£710,500 has been secured by Lancashire’s Police and Crime Commissioner to tackle serious violence, murder, and knife crime over the next year.
The police surge funding is to support a programme of work to prevent some of the most serious types of crime and keep people safe and feeling safe from violent crime.
Over the last year police surge funding has supported Operation Edge enforcement activity including uniformed patrols, intelligence led operations, weapon sweeps, knife bins and community engagement. Over 2,600 knives were taken off Lancashire streets between April and December 2020 as a result of last year’s funding.
The sum comes ahead of the introduction of a major criminal justice Bill, which will:
- Give police new stop and search powers to tackle known knife and weapons carriers.
- Place a duty on public sector bodies – including police, education and health agencies – to take a joined-up approach to addressing serious violence.
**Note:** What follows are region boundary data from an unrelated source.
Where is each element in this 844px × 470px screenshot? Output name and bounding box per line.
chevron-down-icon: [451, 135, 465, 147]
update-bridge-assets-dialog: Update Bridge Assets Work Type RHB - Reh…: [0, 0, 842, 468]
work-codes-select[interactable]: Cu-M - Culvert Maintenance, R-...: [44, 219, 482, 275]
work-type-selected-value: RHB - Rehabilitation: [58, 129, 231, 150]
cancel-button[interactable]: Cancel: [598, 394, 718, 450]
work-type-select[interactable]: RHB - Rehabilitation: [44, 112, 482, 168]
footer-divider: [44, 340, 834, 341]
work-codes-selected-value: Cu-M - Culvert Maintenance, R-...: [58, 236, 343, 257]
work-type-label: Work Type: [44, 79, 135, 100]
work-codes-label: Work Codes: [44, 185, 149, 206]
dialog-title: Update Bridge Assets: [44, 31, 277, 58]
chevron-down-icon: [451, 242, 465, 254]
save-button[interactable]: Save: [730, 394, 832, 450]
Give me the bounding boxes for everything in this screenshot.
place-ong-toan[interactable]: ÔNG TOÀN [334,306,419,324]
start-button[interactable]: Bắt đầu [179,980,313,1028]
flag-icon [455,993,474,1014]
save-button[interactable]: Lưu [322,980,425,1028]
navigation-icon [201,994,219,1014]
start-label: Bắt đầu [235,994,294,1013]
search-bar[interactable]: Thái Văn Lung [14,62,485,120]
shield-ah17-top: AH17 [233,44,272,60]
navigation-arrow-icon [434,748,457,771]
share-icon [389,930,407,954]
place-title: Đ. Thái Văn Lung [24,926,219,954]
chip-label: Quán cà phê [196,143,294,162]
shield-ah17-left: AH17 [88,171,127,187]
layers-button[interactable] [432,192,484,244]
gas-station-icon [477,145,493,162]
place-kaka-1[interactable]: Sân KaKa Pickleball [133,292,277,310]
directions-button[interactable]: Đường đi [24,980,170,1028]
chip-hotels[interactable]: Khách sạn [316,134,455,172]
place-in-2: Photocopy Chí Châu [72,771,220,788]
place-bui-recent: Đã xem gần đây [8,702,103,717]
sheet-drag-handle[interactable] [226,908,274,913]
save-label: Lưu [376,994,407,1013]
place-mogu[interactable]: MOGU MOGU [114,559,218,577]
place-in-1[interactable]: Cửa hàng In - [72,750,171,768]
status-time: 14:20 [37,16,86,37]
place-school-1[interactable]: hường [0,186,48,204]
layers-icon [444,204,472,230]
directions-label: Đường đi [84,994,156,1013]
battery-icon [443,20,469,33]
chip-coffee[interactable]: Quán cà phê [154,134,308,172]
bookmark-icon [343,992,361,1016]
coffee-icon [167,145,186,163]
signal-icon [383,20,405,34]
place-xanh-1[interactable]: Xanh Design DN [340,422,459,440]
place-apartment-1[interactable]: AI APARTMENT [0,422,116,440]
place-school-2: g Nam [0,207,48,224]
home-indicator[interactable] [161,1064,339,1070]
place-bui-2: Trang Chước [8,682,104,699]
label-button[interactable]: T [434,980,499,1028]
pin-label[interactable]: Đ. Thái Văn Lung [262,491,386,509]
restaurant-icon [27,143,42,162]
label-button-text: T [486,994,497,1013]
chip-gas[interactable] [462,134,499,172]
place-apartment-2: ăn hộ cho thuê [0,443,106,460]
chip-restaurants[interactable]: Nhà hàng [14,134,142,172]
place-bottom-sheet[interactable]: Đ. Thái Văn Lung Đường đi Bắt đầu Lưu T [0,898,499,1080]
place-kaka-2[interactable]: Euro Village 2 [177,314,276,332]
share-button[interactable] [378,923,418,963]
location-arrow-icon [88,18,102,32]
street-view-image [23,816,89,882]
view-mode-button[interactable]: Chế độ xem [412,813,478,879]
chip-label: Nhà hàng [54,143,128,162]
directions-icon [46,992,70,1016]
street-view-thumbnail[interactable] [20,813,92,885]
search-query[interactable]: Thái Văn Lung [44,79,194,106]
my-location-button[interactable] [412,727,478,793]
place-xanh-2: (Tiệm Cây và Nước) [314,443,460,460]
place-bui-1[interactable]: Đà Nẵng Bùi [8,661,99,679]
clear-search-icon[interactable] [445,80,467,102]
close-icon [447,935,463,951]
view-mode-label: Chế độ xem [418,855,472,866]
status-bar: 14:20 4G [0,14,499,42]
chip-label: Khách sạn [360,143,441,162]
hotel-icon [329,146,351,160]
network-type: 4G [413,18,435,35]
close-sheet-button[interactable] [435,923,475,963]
- Require local agencies to review the circumstances when an adult homicide takes place involving offensive weapons, such as knives, to ensure lessons are learnt and future deaths are prevented.
Det Ch Supt Sue Clarke, Head of Lancashire Violence Reduction Network said:
“This funding is very welcome. It will be used to enhance operational policing activity in hot spot areas across the county.
“Whilst partners on the Lancashire Violence Reduction Network are focussing on work to collectively tackle the underlying causes of violence, this funding will help us target violent offenders currently blighting communities in Lancashire.”
Lancashire’s Police and Crime Commissioner, Clive Grunshaw, said:
“I’m pleased to secure this funding which will support continued activity that helps tackle serious and violent crime in the county.
“Thousands of knives were removed from our streets last year as part of activity carried out through surge funding, with this further investment helping to continue tackling crime and strengthening our communities, both key priorities in my Police and Crime Plan.
“Working with individuals, diverting young people away from crime and getting knives and other weapons off our streets is exactly what we want to see and it’s crucial that all parts of our society work together to tackle in head-on and make our streets safer.”